Сквозь стекло, под упавшим лучом фонаря, Радищеву мелькнули два профиля: хищный, с подбородком императоров Рима, с мертвым стеклянным глазом, принадлежал новому генерал-адъютанту Потемкину; другой профиль, его дополняющий, как на юбилейной медали символа власти, — профиль Екатерины.
За пролетевшей каретой императрицы сверкнул золотом на голубом лаковом фоне герб графа Брюса.
Прасковья Александровна, дальнозоркая, без лорнета увидала Радищева. В заднее окошечко постучав, запяточному лакею дала какой-то приказ.
Лошади остановились, роя копытами землю. Лакей доложил Радищеву, что графиня просит его пожаловать к ней в карету.
Радищев с подавленным неудовольствием принужден был войти, согнувшись высоким станом, в тесную роскошную клетку. Стены простеганы были модным капитонэ нежного абрикосового шелка, с пуговками из перламутра. Графиня в карете была не одна. По тому, как она поздоровалась, чуть улыбнувшись изгибчатым ртом, изобразив линией губ лук амура, понять можно было, что она в свой эрмитаж заставит войти.
«А к Херасковым придется попасть под самый конец! Будет ли ждать его Аннет со своим пением?»
В карете рядом с Брюсшей сидела особо нарядная дама. В полумраке, не разгоняемом слабым отсветом фонарей, личико дамы, маленькое и миловидное, показалось Радищеву принадлежащим мохнатой медведице.
Перед дворцом Елагина даму приняли на руки два выбежавших гайдука. Они внесли ее бережно, как ребенка, в колоннаду передней. Там уже стоял, приветствуя ее появление, довольно тучный, в обтянутом шелке кафтана и белых чулках, украшенный звездами и регалиями, сам кабинет-секретарь Иван Перфильич Елагин.

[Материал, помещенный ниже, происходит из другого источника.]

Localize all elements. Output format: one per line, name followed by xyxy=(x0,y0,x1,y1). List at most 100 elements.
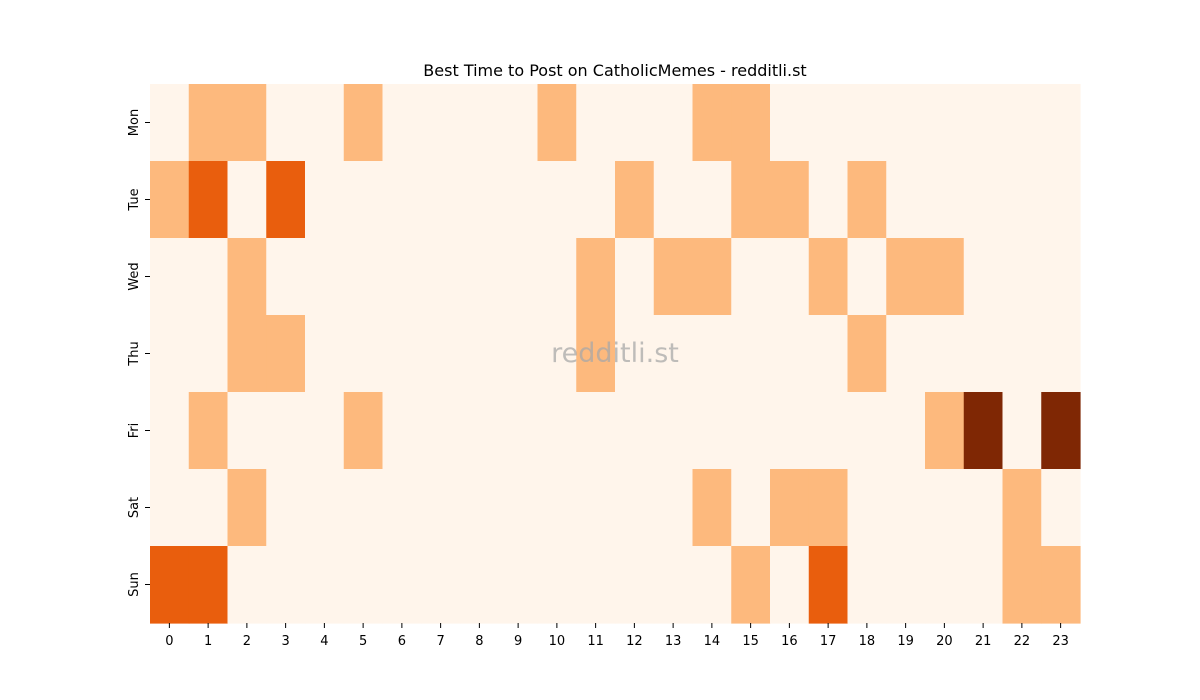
y-tick-label: Sun xyxy=(127,572,142,597)
x-tick-label: 23 xyxy=(1052,634,1069,649)
heatmap-cell-thu-1 xyxy=(188,315,229,393)
heatmap-cell-thu-6 xyxy=(382,315,422,393)
x-tick-label: 21 xyxy=(975,634,992,649)
x-axis-ticks: 0 1 2 3 4 5 6 7 8 9 10 11 12 13 14 15 16 17 18 19 20 21 22 23 xyxy=(165,623,1069,649)
heatmap-cell-sat-14 xyxy=(692,469,732,547)
heatmap-cell-wed-10 xyxy=(537,238,577,316)
x-tick-label: 5 xyxy=(359,634,367,649)
y-tick-label: Fri xyxy=(127,423,142,439)
heatmap-cell-mon-19 xyxy=(886,84,926,162)
heatmap-cell-sun-22 xyxy=(1002,546,1042,624)
heatmap-cell-sun-9 xyxy=(498,546,539,624)
heatmap-cell-fri-14 xyxy=(692,392,732,470)
heatmap-cell-fri-2 xyxy=(227,392,267,470)
x-tick-label: 12 xyxy=(626,634,643,649)
heatmap-cell-tue-6 xyxy=(382,161,422,239)
heatmap-cell-thu-21 xyxy=(963,315,1004,393)
heatmap-cell-sun-14 xyxy=(692,546,732,624)
heatmap-cell-thu-11 xyxy=(576,315,616,393)
x-tick-label: 15 xyxy=(742,634,759,649)
x-tick-label: 14 xyxy=(704,634,721,649)
heatmap-cell-mon-8 xyxy=(460,84,500,162)
heatmap-cell-sat-22 xyxy=(1002,469,1042,547)
heatmap-cell-mon-0 xyxy=(150,84,190,162)
x-tick-label: 0 xyxy=(165,634,173,649)
heatmap-cell-mon-22 xyxy=(1002,84,1042,162)
heatmap-cell-fri-3 xyxy=(266,392,306,470)
heatmap-cell-tue-14 xyxy=(692,161,732,239)
heatmap-cell-wed-7 xyxy=(421,238,461,316)
heatmap-cell-fri-8 xyxy=(460,392,500,470)
heatmap-cell-thu-7 xyxy=(421,315,461,393)
heatmap-cell-fri-1 xyxy=(188,392,229,470)
heatmap-cell-sat-21 xyxy=(963,469,1004,547)
heatmap-cell-fri-0 xyxy=(150,392,190,470)
heatmap-cell-mon-18 xyxy=(847,84,887,162)
heatmap-cell-tue-10 xyxy=(537,161,577,239)
heatmap-cell-sat-0 xyxy=(150,469,190,547)
heatmap-cell-tue-16 xyxy=(770,161,810,239)
heatmap-cell-sun-12 xyxy=(615,546,655,624)
heatmap-cell-thu-20 xyxy=(925,315,965,393)
heatmap-cell-sun-17 xyxy=(808,546,849,624)
x-tick-label: 10 xyxy=(549,634,566,649)
heatmap-cell-mon-17 xyxy=(808,84,849,162)
x-tick-label: 17 xyxy=(820,634,837,649)
heatmap-cell-mon-15 xyxy=(731,84,771,162)
heatmap-cell-mon-7 xyxy=(421,84,461,162)
x-tick-label: 6 xyxy=(398,634,406,649)
heatmap-cell-fri-5 xyxy=(343,392,384,470)
heatmap-cell-thu-8 xyxy=(460,315,500,393)
x-tick-label: 16 xyxy=(781,634,798,649)
heatmap-cell-fri-21 xyxy=(963,392,1004,470)
heatmap-cell-sun-13 xyxy=(653,546,694,624)
heatmap-cell-wed-17 xyxy=(808,238,849,316)
x-tick-label: 4 xyxy=(320,634,328,649)
watermark-text: redditli.st xyxy=(551,338,679,369)
heatmap-cell-sat-20 xyxy=(925,469,965,547)
heatmap-cell-thu-22 xyxy=(1002,315,1042,393)
heatmap-cell-tue-1 xyxy=(188,161,229,239)
heatmap-cell-thu-5 xyxy=(343,315,384,393)
heatmap-cell-tue-2 xyxy=(227,161,267,239)
heatmap-cell-fri-20 xyxy=(925,392,965,470)
heatmap-cell-wed-5 xyxy=(343,238,384,316)
heatmap-cell-mon-20 xyxy=(925,84,965,162)
heatmap-cell-thu-13 xyxy=(653,315,694,393)
heatmap-cell-thu-17 xyxy=(808,315,849,393)
heatmap-cell-tue-11 xyxy=(576,161,616,239)
heatmap-cell-thu-0 xyxy=(150,315,190,393)
heatmap-cell-mon-1 xyxy=(188,84,229,162)
heatmap-cell-fri-7 xyxy=(421,392,461,470)
heatmap-cell-sun-20 xyxy=(925,546,965,624)
heatmap-cell-tue-8 xyxy=(460,161,500,239)
heatmap-cell-fri-23 xyxy=(1041,392,1081,470)
heatmap-cell-thu-16 xyxy=(770,315,810,393)
heatmap-cell-tue-0 xyxy=(150,161,190,239)
heatmap-cell-sun-10 xyxy=(537,546,577,624)
heatmap-cell-mon-2 xyxy=(227,84,267,162)
heatmap-cell-mon-5 xyxy=(343,84,384,162)
heatmap-cell-sat-10 xyxy=(537,469,577,547)
heatmap-cell-fri-15 xyxy=(731,392,771,470)
heatmap-cell-wed-21 xyxy=(963,238,1004,316)
x-tick-label: 22 xyxy=(1014,634,1031,649)
heatmap-cell-mon-10 xyxy=(537,84,577,162)
x-tick-label: 9 xyxy=(514,634,522,649)
heatmap-cell-wed-3 xyxy=(266,238,306,316)
heatmap-cell-thu-4 xyxy=(305,315,345,393)
heatmap-cell-sat-11 xyxy=(576,469,616,547)
heatmap-cell-sun-2 xyxy=(227,546,267,624)
heatmap-cell-sat-12 xyxy=(615,469,655,547)
heatmap-cell-mon-16 xyxy=(770,84,810,162)
heatmap-cell-thu-19 xyxy=(886,315,926,393)
x-tick-label: 19 xyxy=(897,634,914,649)
heatmap-cell-fri-10 xyxy=(537,392,577,470)
heatmap-cell-tue-3 xyxy=(266,161,306,239)
heatmap-cell-fri-9 xyxy=(498,392,539,470)
y-tick-label: Tue xyxy=(127,188,142,211)
heatmap-cell-wed-1 xyxy=(188,238,229,316)
heatmap-cell-wed-23 xyxy=(1041,238,1081,316)
heatmap-cell-sun-0 xyxy=(150,546,190,624)
heatmap-cell-wed-20 xyxy=(925,238,965,316)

В руках он держал целый куст белых роз из собственной оранжереи.
— Любопытно мне знать, кто была незнакомая глухонемая? — осведомился Радищев, когда карета довольно отъехала.
— Бесовскими чарами обладающая Гарбиэльша-певица. Свое безмолвие она искупает пением на сцене. Впрочем, не всегда Габриэльша безмолвствует, — засмеялась Прасковья Александровна. — Когда недавно в Италии ее запросили, за какую же сумму она будет петь в Петербурге, Габриэльша назначила столь несусветно, что ведший переговоры воскликнул: «У нашей императрицы первые сановники берут меньше!» На это предерзостно Габриэльша ответила: «Вот пусть и будет предложено вашим сановникам пропеть мои арии». Какова? Но Като любит дерзости… сие разуметь надо — в известной лишь мере, — подчеркнула голосом Брюсша. — Словом, был выдан приказ сюда выписать Габриэльшу… Но вы меня не слушаете, Alexandre, вы, я вижу, не в духе? Конечно, торопитесь на вечер к Херасковым?
— Почему же конечно?
— Потому что вам не терпится блеснуть только что вышедшей книгой Мабли, о коей я уже слышала, но ее обладанием похвастаться не могу.
— Время настоящее в сем случае надлежит заменить вам давно прошедшим. — И с любезным поклоном Радищев поднес Брюсше свой томик Мабли.
— Заготовлено, чаятельно, не для меня, ибо не имеется мне дедикаса,[72] — развернула книгу Брюсша.
Она поджала пухлые губы, отчего черная налепленная мушка продвинулась, как живая, и Радищев вовремя удержался предложить ей смахнуть скорее букана со щеки…
— Отсутствие дедикаса, сударь, — окончательный предлог, чтобы вам оказаться мною похищену, хоть бы на краткий срок.
Радищев поклонился вторично. Подъехали. Приняв из кареты свою даму, он легко подвел ее к львам подъезда.
Особые покои, где Брюсша принимала своих собственных гостей, в отличие от палат общих и парадных, были солидно просты и располагали к естественности. В парадных покоях давались балы, банкеты, обеды на много персон и кувертов, вечера с игрою в ломбер на много столов, которые любила посещать императрица.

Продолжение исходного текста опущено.